Frère Adrien Candiard: L’action de Dieu est celle de la victoire sur le mal qui prendra une forme définitive et complète, mais qui est déjà à l’œuvre. La première manière qu’a Dieu de sauver, c’est de se révéler. De révéler la réalité de son amour, ce à quoi le cœur humain aspire. Cette manière de sauver en révélant qui il est, en révélant son amour infini et inconditionnel pour chacun, peut à la fois provoquer la joie chez ceux qui l’accueillent et, en même temps, provoque – et a toujours provoqué – le rejet et la violence. C’est le cas depuis la venue du Christ, qui est mis en croix précisément parce qu’il annonce l’amour de Dieu donné à tous sans condition.

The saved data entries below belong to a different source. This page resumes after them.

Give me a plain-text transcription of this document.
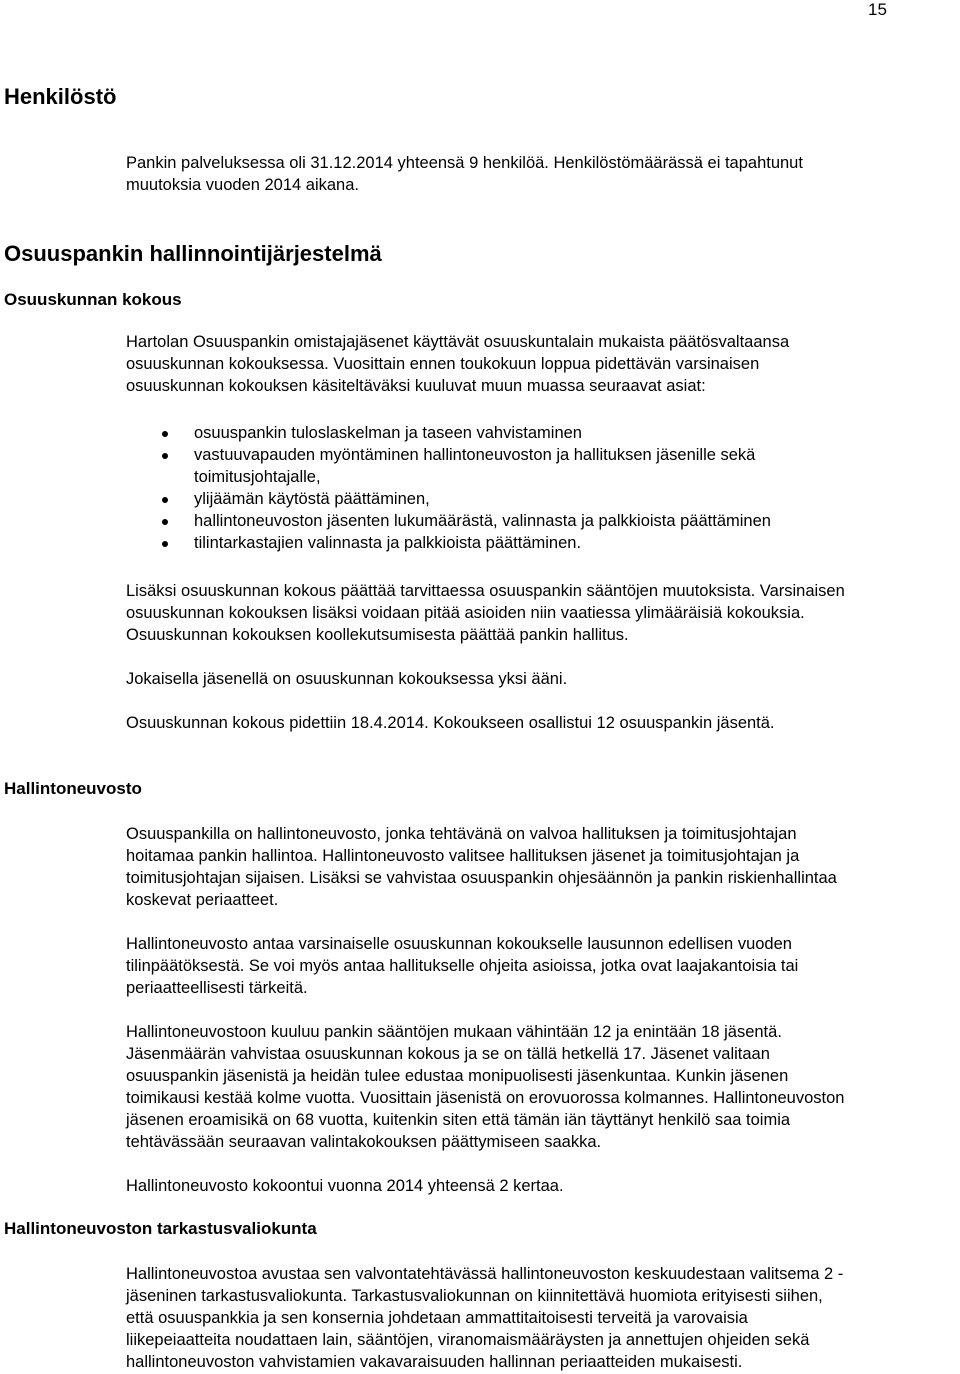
15
Henkilöstö
Pankin palveluksessa oli 31.12.2014 yhteensä 9 henkilöä. Henkilöstömäärässä ei tapahtunut
muutoksia vuoden 2014 aikana.
Osuuspankin hallinnointijärjestelmä
Osuuskunnan kokous
Hartolan Osuuspankin omistajajäsenet käyttävät osuuskuntalain mukaista päätösvaltaansa
osuuskunnan kokouksessa. Vuosittain ennen toukokuun loppua pidettävän varsinaisen
osuuskunnan kokouksen käsiteltäväksi kuuluvat muun muassa seuraavat asiat:
osuuspankin tuloslaskelman ja taseen vahvistaminen
vastuuvapauden myöntäminen hallintoneuvoston ja hallituksen jäsenille sekä
toimitusjohtajalle,
ylijäämän käytöstä päättäminen,
hallintoneuvoston jäsenten lukumäärästä, valinnasta ja palkkioista päättäminen
tilintarkastajien valinnasta ja palkkioista päättäminen.
Lisäksi osuuskunnan kokous päättää tarvittaessa osuuspankin sääntöjen muutoksista. Varsinaisen
osuuskunnan kokouksen lisäksi voidaan pitää asioiden niin vaatiessa ylimääräisiä kokouksia.
Osuuskunnan kokouksen koollekutsumisesta päättää pankin hallitus.
Jokaisella jäsenellä on osuuskunnan kokouksessa yksi ääni.
Osuuskunnan kokous pidettiin 18.4.2014. Kokoukseen osallistui 12 osuuspankin jäsentä.
Hallintoneuvosto
Osuuspankilla on hallintoneuvosto, jonka tehtävänä on valvoa hallituksen ja toimitusjohtajan
hoitamaa pankin hallintoa. Hallintoneuvosto valitsee hallituksen jäsenet ja toimitusjohtajan ja
toimitusjohtajan sijaisen. Lisäksi se vahvistaa osuuspankin ohjesäännön ja pankin riskienhallintaa
koskevat periaatteet.
Hallintoneuvosto antaa varsinaiselle osuuskunnan kokoukselle lausunnon edellisen vuoden
tilinpäätöksestä. Se voi myös antaa hallitukselle ohjeita asioissa, jotka ovat laajakantoisia tai
periaatteellisesti tärkeitä.
Hallintoneuvostoon kuuluu pankin sääntöjen mukaan vähintään 12 ja enintään 18 jäsentä.
Jäsenmäärän vahvistaa osuuskunnan kokous ja se on tällä hetkellä 17. Jäsenet valitaan
osuuspankin jäsenistä ja heidän tulee edustaa monipuolisesti jäsenkuntaa. Kunkin jäsenen
toimikausi kestää kolme vuotta. Vuosittain jäsenistä on erovuorossa kolmannes. Hallintoneuvoston
jäsenen eroamisikä on 68 vuotta, kuitenkin siten että tämän iän täyttänyt henkilö saa toimia
tehtävässään seuraavan valintakokouksen päättymiseen saakka.
Hallintoneuvosto kokoontui vuonna 2014 yhteensä 2 kertaa.
Hallintoneuvoston tarkastusvaliokunta
Hallintoneuvostoa avustaa sen valvontatehtävässä hallintoneuvoston keskuudestaan valitsema 2 -
jäseninen tarkastusvaliokunta. Tarkastusvaliokunnan on kiinnitettävä huomiota erityisesti siihen,
että osuuspankkia ja sen konsernia johdetaan ammattitaitoisesti terveitä ja varovaisia
liikepeiaatteita noudattaen lain, sääntöjen, viranomaismääräysten ja annettujen ohjeiden sekä
hallintoneuvoston vahvistamien vakavaraisuuden hallinnan periaatteiden mukaisesti.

Cette contradiction n’est pas près de disparaitre. Le christianisme n’est pas une théorie sur l’histoire qui, par optimisme, imaginerait que tout va aller toujours pour le mieux, tout va progresser au fur et à mesure que la révélation est annoncée dans le monde. Au contraire, plus la révélation est reçue et plus progressent, en même temps, et le bien et le mal.
Le Verbe: On doit vivre avec?
Frère Adrien Candiard: «Vivre avec» pourrait signifier un fatalisme un peu résigné. Je n’y crois pas du tout. Il faut lutter contre le mal. Il ne faut pas s’y faire. Abstraitement, le mal, cela n’a pas l’air si mal. Toutefois, lorsqu’il s’agit de gens qui meurent, de souffrance, de cruauté, il faut tout faire pour lutter contre le mal. En revanche, dans cette action de lutter contre le mal, il ne faut pas s’imaginer que notre action associative, politique va suffire à éradiquer le mal. Justement, toute la difficulté de l’action humaine, c’est d’avoir l’humilité d’agir quand même. Cette action peut quand même faire du bien.
Le Verbe: Vous employez les verbes lutter et agir. Donc les chrétiens, face à la crise écologique, sont invités à lutter et à agir?
Frère Adrien Candiard: Bien sûr! De la même façon que la certitude de la vie éternelle n’a jamais poussé les chrétiens à se désintéresser de la vie sur terre ou encore à prôner le suicide collectif. De toute façon, nous avons à prendre soin de la création, non pas parce qu’elle serait une espèce de dieu éternel et notre seul espoir. Non, notre seul espoir, ce n’est pas la création, mais c’est le Créateur. Nous avons d’autant plus à prendre soin de la création que nous en faisons et que cette création est le terrain, le lieu de ce travail de gestation du Royaume de Dieu.
Le Verbe: Quel message avez-vous à donner aux adolescents d’aujourd’hui?
Frère Adrien Candiard: N’ayez pas peur! Ce n’est pas moi qui le dis, c’est la bible. Elle ne le dit pas simplement comme une injonction, un commandement qui ne servirait à rien. Elle le dit en nous apportant des raisons de ne pas avoir peur, des raisons d’avoir confiance. Non pas dans le résultat de nos actions, non pas dans l’Église qui a toujours raison. Elle nous demande d’avoir confiance en Dieu et de croire que le mal a été battu.